9. Who will Appear Before the Court between 11 and 14 April 2023?

Between 11 and 14 April 2023, the Pretoria High Court will hear three separate applications that challenge the Minister’s decision to terminate the ZEP –

1. Helen Suzman Foundation and Another v Minister of Home Affairs and Another

In this matter, HSF is the main applicant and it will be joined by the Consortium for Refugees and Migrants (CORMSA) as an intervening party in challenging the Minister’s decision to terminate the ZEP. HSF and CORMSA are opposed by the Minister and the ‘All Truck Drivers Forum and Allied South Africa’ , who will also join proceedings as an intervening party.

2. Zimbabwean Immigration Federation v Minister of Home Affairs.

In this matter, the Zimbabwean Immigration Federation (ZIF) seeks to challenge the Minister’s decision to terminate the ZEP on essentially the same grounds advanced by HSF and seeks the same outcome.

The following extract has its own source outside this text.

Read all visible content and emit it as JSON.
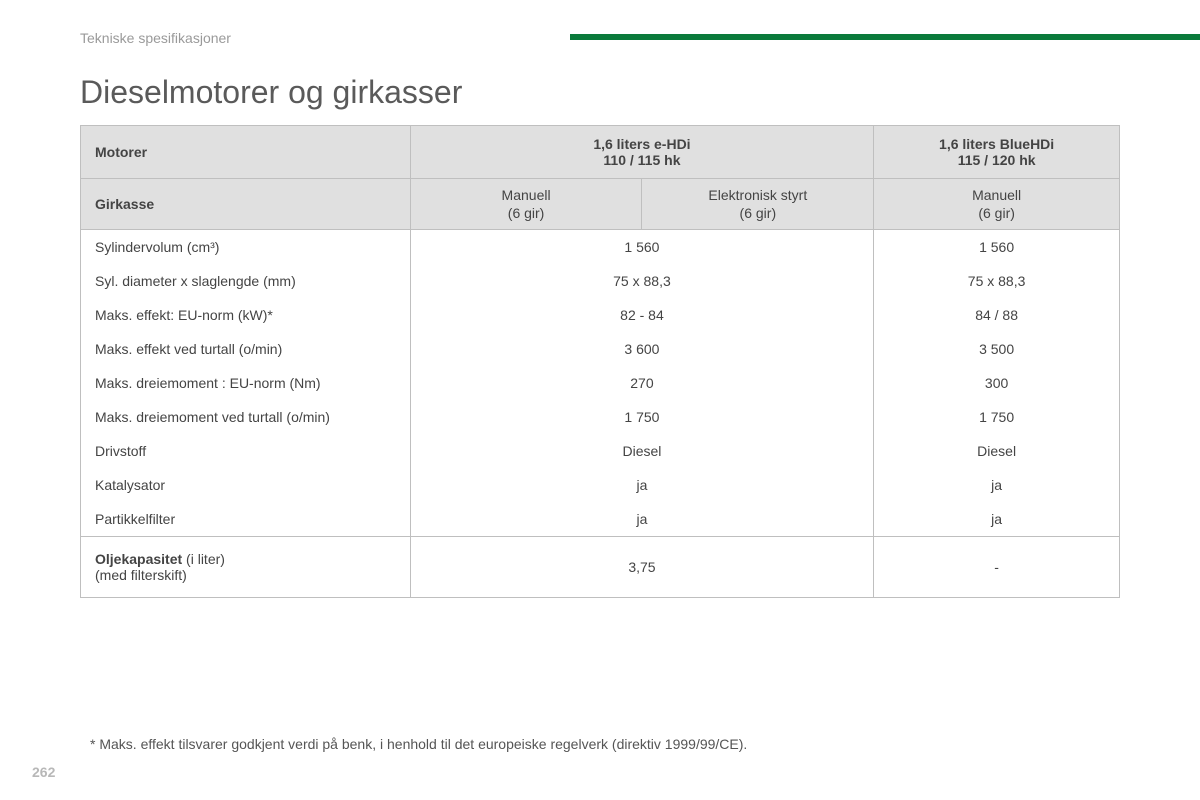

3. African Amity and Twenty-Nine Others v Minister of Home Affairs and Two Others

In this matter, African Amity NPC (African Amity) is the main applicant, along with twenty-nine individual ZEP holders. African Amity also seeks to challenge the Minister’s decision to terminate the ZEP but seeks relief wholly distinct from that sought by HSF, CORMSA and ZIF. African Amity will be opposed by the Minister.